Bonjour Victor. Comment avez-vous créé Bifröst ? D’où est venue l’idée ?

Après six ans à travailler en cabinet dans les secteurs financiers au service des banques et des assureurs, j’ai eu envie de basculer dans l’univers des startups. J’ai donc rejoint iziwork, où j’ai géré la stratégie et les grands comptes. Mais, je me suis rendu compte que j’avais envie de plus. Je voulais fonder ma startup et retrouver l’univers financier, deux mondes qui m’attiraient !

Début 2021, avec Tristan Garrec, l’actuel CTO, on a cofondé Bifröst.

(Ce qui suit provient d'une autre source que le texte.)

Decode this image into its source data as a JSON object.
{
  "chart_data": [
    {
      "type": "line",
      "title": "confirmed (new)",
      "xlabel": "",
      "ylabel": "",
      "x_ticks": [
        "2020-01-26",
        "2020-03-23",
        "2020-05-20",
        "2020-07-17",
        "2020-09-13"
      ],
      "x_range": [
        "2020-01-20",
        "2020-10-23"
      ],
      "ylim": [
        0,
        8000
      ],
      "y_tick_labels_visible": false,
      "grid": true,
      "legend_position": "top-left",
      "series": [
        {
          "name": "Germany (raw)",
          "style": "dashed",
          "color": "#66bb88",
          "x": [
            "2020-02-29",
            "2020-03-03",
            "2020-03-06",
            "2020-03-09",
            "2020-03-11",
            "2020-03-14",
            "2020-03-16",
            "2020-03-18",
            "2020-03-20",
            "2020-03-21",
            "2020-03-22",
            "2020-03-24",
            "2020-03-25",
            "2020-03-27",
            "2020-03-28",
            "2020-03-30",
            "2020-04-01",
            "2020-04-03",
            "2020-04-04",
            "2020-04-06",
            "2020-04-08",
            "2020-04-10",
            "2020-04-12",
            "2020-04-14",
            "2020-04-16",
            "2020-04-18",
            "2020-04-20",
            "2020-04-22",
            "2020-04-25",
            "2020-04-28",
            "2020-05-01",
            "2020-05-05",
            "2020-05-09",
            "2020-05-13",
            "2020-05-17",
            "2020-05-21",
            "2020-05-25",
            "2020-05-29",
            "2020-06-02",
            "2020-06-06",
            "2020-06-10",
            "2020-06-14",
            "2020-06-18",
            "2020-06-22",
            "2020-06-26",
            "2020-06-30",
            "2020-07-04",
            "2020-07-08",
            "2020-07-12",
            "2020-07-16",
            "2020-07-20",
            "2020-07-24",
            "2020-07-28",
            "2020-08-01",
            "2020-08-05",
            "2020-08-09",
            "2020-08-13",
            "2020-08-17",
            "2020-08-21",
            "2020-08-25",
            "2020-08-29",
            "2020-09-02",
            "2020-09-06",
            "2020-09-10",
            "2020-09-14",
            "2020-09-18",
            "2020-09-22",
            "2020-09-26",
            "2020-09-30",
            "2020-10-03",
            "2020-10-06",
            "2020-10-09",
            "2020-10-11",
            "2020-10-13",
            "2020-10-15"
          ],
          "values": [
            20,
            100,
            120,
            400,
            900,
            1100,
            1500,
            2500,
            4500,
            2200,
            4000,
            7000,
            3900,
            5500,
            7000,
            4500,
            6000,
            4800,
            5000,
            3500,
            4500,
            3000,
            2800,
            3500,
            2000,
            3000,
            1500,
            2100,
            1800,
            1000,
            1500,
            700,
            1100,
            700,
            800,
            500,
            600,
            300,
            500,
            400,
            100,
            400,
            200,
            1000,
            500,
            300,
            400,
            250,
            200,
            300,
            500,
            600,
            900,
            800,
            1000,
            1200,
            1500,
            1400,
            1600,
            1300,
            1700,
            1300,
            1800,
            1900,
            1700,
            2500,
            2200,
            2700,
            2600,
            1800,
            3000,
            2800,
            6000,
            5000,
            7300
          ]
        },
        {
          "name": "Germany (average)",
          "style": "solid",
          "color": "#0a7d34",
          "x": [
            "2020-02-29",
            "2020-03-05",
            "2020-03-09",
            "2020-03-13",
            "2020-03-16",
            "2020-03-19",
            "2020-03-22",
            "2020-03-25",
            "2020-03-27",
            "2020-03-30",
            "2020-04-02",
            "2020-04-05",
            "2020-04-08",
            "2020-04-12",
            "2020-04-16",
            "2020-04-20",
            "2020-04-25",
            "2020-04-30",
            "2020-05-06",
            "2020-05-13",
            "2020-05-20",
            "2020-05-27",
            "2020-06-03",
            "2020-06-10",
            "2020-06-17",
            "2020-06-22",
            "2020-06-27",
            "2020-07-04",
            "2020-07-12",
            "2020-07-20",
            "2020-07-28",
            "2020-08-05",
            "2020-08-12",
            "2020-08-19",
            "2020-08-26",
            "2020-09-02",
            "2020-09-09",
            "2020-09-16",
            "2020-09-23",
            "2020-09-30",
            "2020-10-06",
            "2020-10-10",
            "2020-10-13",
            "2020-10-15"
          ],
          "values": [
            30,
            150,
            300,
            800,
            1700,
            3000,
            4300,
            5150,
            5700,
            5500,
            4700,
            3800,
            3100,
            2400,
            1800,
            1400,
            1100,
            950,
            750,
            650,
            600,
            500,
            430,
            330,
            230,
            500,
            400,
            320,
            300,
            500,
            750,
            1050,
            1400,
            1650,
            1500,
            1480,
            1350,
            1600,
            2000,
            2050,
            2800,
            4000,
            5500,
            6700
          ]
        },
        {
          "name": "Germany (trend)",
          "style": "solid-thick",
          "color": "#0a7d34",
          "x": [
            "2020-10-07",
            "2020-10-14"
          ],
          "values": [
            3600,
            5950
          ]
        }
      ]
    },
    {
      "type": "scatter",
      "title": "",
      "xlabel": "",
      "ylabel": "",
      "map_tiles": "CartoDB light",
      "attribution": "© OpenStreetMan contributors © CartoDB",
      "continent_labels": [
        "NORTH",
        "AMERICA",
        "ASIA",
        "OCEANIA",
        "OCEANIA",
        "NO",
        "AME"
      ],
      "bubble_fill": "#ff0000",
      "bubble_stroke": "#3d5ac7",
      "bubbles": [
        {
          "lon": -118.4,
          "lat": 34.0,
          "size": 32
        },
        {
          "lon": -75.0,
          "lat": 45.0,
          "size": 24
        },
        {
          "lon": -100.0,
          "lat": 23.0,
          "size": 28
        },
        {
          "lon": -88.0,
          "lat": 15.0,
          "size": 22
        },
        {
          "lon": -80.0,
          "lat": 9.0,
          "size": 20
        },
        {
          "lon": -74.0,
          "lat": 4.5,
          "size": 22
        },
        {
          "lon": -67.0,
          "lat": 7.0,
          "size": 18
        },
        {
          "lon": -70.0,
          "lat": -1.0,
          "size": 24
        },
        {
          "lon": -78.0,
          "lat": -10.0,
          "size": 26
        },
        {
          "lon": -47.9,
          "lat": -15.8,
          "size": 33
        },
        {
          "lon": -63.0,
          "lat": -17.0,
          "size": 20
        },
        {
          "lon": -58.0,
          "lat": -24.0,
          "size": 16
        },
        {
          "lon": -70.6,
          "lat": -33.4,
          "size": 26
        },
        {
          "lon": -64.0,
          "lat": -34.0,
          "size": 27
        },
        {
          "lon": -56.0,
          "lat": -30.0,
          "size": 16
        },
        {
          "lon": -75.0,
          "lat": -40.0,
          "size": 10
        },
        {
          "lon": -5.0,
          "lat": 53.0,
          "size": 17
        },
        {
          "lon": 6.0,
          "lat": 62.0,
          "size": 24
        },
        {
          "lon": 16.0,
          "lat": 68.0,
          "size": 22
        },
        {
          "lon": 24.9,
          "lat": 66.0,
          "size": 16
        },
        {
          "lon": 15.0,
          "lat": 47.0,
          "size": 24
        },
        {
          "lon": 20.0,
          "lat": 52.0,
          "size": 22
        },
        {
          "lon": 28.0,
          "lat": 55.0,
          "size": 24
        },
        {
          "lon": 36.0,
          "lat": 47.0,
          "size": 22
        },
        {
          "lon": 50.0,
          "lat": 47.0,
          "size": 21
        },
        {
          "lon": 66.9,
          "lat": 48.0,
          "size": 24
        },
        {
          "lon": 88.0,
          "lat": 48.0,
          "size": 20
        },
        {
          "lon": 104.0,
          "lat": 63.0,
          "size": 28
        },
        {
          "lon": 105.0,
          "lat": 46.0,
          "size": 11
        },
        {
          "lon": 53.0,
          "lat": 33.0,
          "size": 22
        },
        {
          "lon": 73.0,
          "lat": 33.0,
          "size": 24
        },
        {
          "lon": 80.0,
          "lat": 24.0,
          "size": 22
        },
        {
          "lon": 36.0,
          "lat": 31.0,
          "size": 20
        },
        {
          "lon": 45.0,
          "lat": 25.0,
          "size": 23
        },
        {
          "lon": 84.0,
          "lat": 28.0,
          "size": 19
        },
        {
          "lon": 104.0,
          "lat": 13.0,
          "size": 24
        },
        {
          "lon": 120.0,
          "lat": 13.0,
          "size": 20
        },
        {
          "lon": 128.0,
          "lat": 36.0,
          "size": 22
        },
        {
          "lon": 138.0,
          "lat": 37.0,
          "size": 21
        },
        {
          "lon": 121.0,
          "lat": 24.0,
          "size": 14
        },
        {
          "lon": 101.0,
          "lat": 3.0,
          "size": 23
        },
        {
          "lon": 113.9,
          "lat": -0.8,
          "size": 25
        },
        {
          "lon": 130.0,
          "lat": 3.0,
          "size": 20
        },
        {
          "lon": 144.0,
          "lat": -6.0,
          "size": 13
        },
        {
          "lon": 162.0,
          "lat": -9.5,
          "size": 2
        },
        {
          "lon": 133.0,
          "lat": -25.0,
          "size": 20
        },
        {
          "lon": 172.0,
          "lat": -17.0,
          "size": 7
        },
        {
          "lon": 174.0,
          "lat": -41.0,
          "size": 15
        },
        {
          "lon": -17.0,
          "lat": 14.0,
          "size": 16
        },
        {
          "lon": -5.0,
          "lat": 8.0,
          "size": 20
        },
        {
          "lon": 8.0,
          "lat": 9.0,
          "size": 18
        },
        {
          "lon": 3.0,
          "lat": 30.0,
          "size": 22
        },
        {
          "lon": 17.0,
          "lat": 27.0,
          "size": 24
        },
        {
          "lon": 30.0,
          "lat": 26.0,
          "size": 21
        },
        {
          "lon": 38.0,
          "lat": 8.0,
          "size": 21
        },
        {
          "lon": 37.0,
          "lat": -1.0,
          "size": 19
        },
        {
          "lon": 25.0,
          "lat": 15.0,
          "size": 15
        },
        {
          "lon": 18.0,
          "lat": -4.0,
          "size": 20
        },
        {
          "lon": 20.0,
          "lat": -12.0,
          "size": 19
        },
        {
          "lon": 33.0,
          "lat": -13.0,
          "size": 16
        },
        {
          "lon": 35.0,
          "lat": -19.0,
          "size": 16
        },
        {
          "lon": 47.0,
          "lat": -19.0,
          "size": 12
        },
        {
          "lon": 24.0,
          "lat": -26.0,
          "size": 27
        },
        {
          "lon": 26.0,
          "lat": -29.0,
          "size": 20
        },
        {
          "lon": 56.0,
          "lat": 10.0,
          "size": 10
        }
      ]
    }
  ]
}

En vérité, on s’est associés sans avoir d’idée, et sans savoir dans quelle industrie on allait se lancer. On a eu une approche typique de consultant : on a regardé plusieurs industries, on a testé plusieurs idées et on a beaucoup discuté avec des acteurs de différents mondes. Notre choix s’est tourné vers la réassurance, un milieu peu mis en lumière que je connaissais déjà et dans lequel il n’y a pas vraiment de startup en France, voire même en Europe.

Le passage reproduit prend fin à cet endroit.